Best Buy's "featured offer" seems like a no-brainer for buying brand-new electronics — two years with no interest comes across as a great way to buy it now and pay later without punishing interest charges. If you're not turned off by the notion of being accountable for yet another credit card, then here's something else to consider that might make you think twice about financing your new TV with a store's zero-interest proprietary card.
You know that a credit inquiry can temporarily shave points from your score, but the low credit limit on these store cards may have a more negative impact. Your credit-to-debt ratio makes up a large part of your overall credit score, and The Wall Street Journal emphasizes that "credit bureaus look at how much of all your available credit is borrowed as well how much you've used on each card." The article uses the example of purchasing a $2,000 TV on a card with a $2,500 limit; that's utilizing 80 percent of available credit, which doesn't do any favors for a consumer's credit score.
This is how I bought my computer last year.. on a 0% interest store card. It was even from Best Buy!
But my computer was $2500 and the limit they gave me on the card was SIX THOUSAND! (I know, like wtf would I buy with $6000??).
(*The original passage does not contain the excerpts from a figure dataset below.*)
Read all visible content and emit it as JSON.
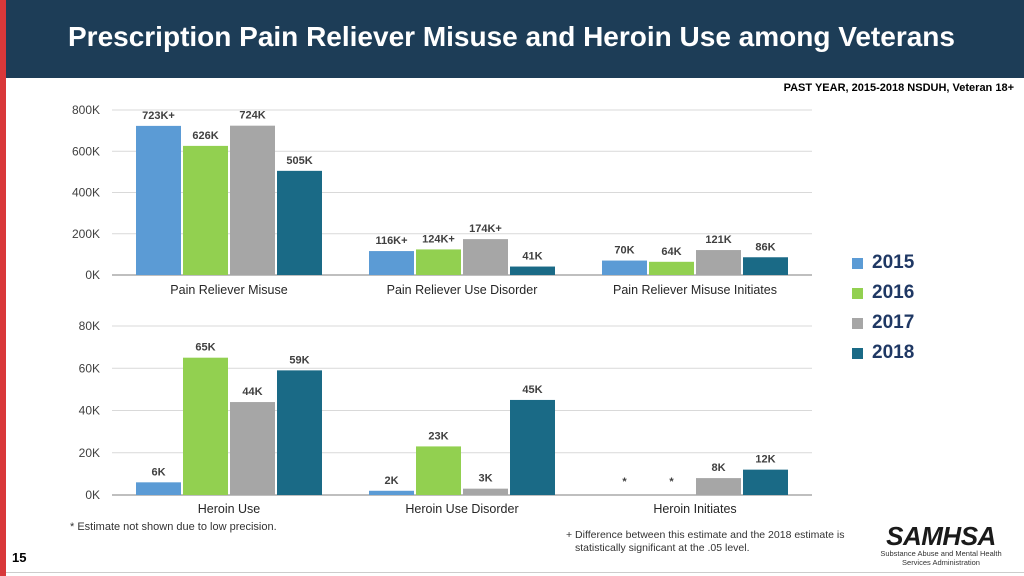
{
  "title": "Prescription Pain Reliever Misuse and Heroin Use among Veterans",
  "subtitle": "PAST YEAR, 2015-2018 NSDUH, Veteran 18+",
  "colors": {
    "header_bg": "#1d3d57",
    "red_accent": "#d9383a",
    "year_2015": "#5b9bd5",
    "year_2016": "#92d050",
    "year_2017": "#a6a6a6",
    "year_2018": "#1a6a86"
  },
  "legend": [
    {
      "label": "2015",
      "color": "#5b9bd5"
    },
    {
      "label": "2016",
      "color": "#92d050"
    },
    {
      "label": "2017",
      "color": "#a6a6a6"
    },
    {
      "label": "2018",
      "color": "#1a6a86"
    }
  ],
  "chart_data": [
    {
      "type": "bar",
      "title": "",
      "xlabel": "",
      "ylabel": "",
      "ylim": [
        0,
        800
      ],
      "yticks": [
        "0K",
        "200K",
        "400K",
        "600K",
        "800K"
      ],
      "categories": [
        "Pain Reliever Misuse",
        "Pain Reliever Use Disorder",
        "Pain Reliever Misuse Initiates"
      ],
      "series": [
        {
          "name": "2015",
          "values": [
            723,
            116,
            70
          ],
          "labels": [
            "723K+",
            "116K+",
            "70K"
          ]
        },
        {
          "name": "2016",
          "values": [
            626,
            124,
            64
          ],
          "labels": [
            "626K",
            "124K+",
            "64K"
          ]
        },
        {
          "name": "2017",
          "values": [
            724,
            174,
            121
          ],
          "labels": [
            "724K",
            "174K+",
            "121K"
          ]
        },
        {
          "name": "2018",
          "values": [
            505,
            41,
            86
          ],
          "labels": [
            "505K",
            "41K",
            "86K"
          ]
        }
      ]
    },
    {
      "type": "bar",
      "title": "",
      "xlabel": "",
      "ylabel": "",
      "ylim": [
        0,
        80
      ],
      "yticks": [
        "0K",
        "20K",
        "40K",
        "60K",
        "80K"
      ],
      "categories": [
        "Heroin Use",
        "Heroin Use Disorder",
        "Heroin Initiates"
      ],
      "series": [
        {
          "name": "2015",
          "values": [
            6,
            2,
            null
          ],
          "labels": [
            "6K",
            "2K",
            "*"
          ]
        },
        {
          "name": "2016",
          "values": [
            65,
            23,
            null
          ],
          "labels": [
            "65K",
            "23K",
            "*"
          ]
        },
        {
          "name": "2017",
          "values": [
            44,
            3,
            8
          ],
          "labels": [
            "44K",
            "3K",
            "8K"
          ]
        },
        {
          "name": "2018",
          "values": [
            59,
            45,
            12
          ],
          "labels": [
            "59K",
            "45K",
            "12K"
          ]
        }
      ]
    }
  ],
  "footnote": "* Estimate not shown due to low precision.",
  "sig_note_line1": "+ Difference between this estimate and the 2018 estimate is",
  "sig_note_line2": "statistically significant at the .05 level.",
  "page_number": "15",
  "logo_word": "SAMHSA",
  "logo_sub1": "Substance Abuse and Mental Health",
  "logo_sub2": "Services Administration"
}
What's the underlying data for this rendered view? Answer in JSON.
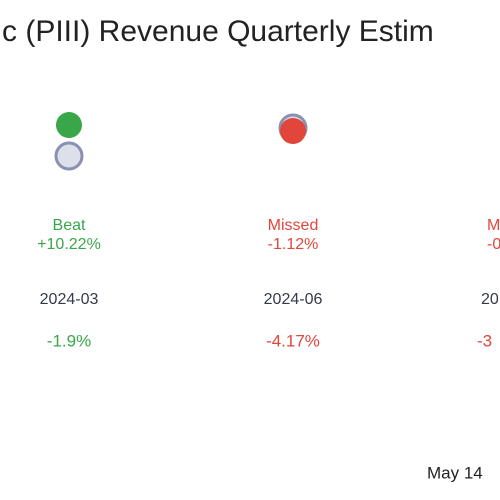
{
  "chart_data": {
    "type": "estimate",
    "title": "c (PIII) Revenue Quarterly Estim",
    "date": "May 14",
    "categories": [
      "2024-03",
      "2024-06",
      "20"
    ],
    "results": [
      "Beat",
      "Missed",
      "M"
    ],
    "colors": [
      "#3aa64a",
      "#e2463a",
      "#e2463a"
    ],
    "surprise_values": [
      10.22,
      -1.12,
      null
    ],
    "surprise_labels": [
      "+10.22%",
      "-1.12%",
      "-0"
    ],
    "price_change_values": [
      -1.9,
      -4.17,
      null
    ],
    "price_change_labels": [
      "-1.9%",
      "-4.17%",
      "-3"
    ]
  }
}
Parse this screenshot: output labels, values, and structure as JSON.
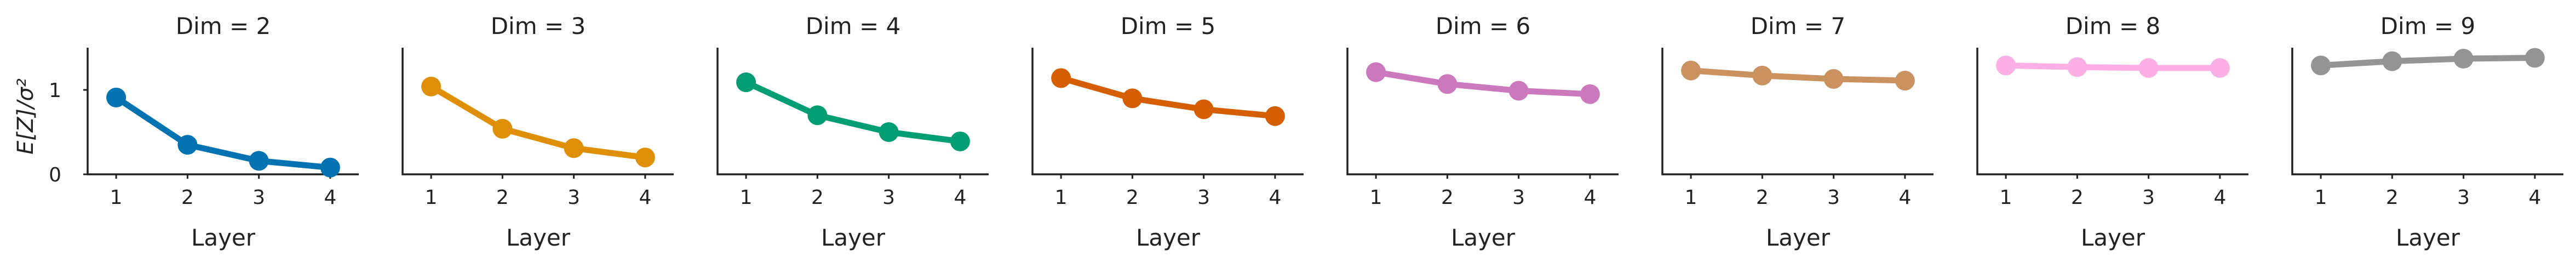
{
  "chart_data": {
    "type": "line",
    "ylabel": "E[Z]/σ²",
    "ylabel_tex": "E[Z]/σ²",
    "yticks": [
      "0",
      "1"
    ],
    "ylim": [
      0,
      1.5
    ],
    "xlim": [
      0.6,
      4.4
    ],
    "grid": false,
    "legend": "none",
    "panels": [
      {
        "title": "Dim = 2",
        "xlabel": "Layer",
        "x": [
          "1",
          "2",
          "3",
          "4"
        ],
        "values": [
          0.91,
          0.35,
          0.16,
          0.08
        ],
        "color": "#0173b2"
      },
      {
        "title": "Dim = 3",
        "xlabel": "Layer",
        "x": [
          "1",
          "2",
          "3",
          "4"
        ],
        "values": [
          1.04,
          0.54,
          0.31,
          0.2
        ],
        "color": "#de8f05"
      },
      {
        "title": "Dim = 4",
        "xlabel": "Layer",
        "x": [
          "1",
          "2",
          "3",
          "4"
        ],
        "values": [
          1.09,
          0.7,
          0.5,
          0.39
        ],
        "color": "#029e73"
      },
      {
        "title": "Dim = 5",
        "xlabel": "Layer",
        "x": [
          "1",
          "2",
          "3",
          "4"
        ],
        "values": [
          1.14,
          0.9,
          0.77,
          0.69
        ],
        "color": "#d55e00"
      },
      {
        "title": "Dim = 6",
        "xlabel": "Layer",
        "x": [
          "1",
          "2",
          "3",
          "4"
        ],
        "values": [
          1.21,
          1.07,
          0.99,
          0.95
        ],
        "color": "#cc78bc"
      },
      {
        "title": "Dim = 7",
        "xlabel": "Layer",
        "x": [
          "1",
          "2",
          "3",
          "4"
        ],
        "values": [
          1.23,
          1.17,
          1.13,
          1.11
        ],
        "color": "#ca9161"
      },
      {
        "title": "Dim = 8",
        "xlabel": "Layer",
        "x": [
          "1",
          "2",
          "3",
          "4"
        ],
        "values": [
          1.29,
          1.27,
          1.26,
          1.26
        ],
        "color": "#fbafe4"
      },
      {
        "title": "Dim = 9",
        "xlabel": "Layer",
        "x": [
          "1",
          "2",
          "3",
          "4"
        ],
        "values": [
          1.29,
          1.34,
          1.37,
          1.38
        ],
        "color": "#949494"
      }
    ]
  }
}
The balance on it is currently $0 (actually -$1 credit to me! haha) and I'm planning to cancel.. but then that thought about debt-to-credit ratio always creeps in my mind. I have a line of credit also (that carries a balance half of that available), so would canceling this store card be a bad move? Is it better to just carry an empty card to maximize my "available credit" even though it's at a store where I don't plan to make any purchases on credit again?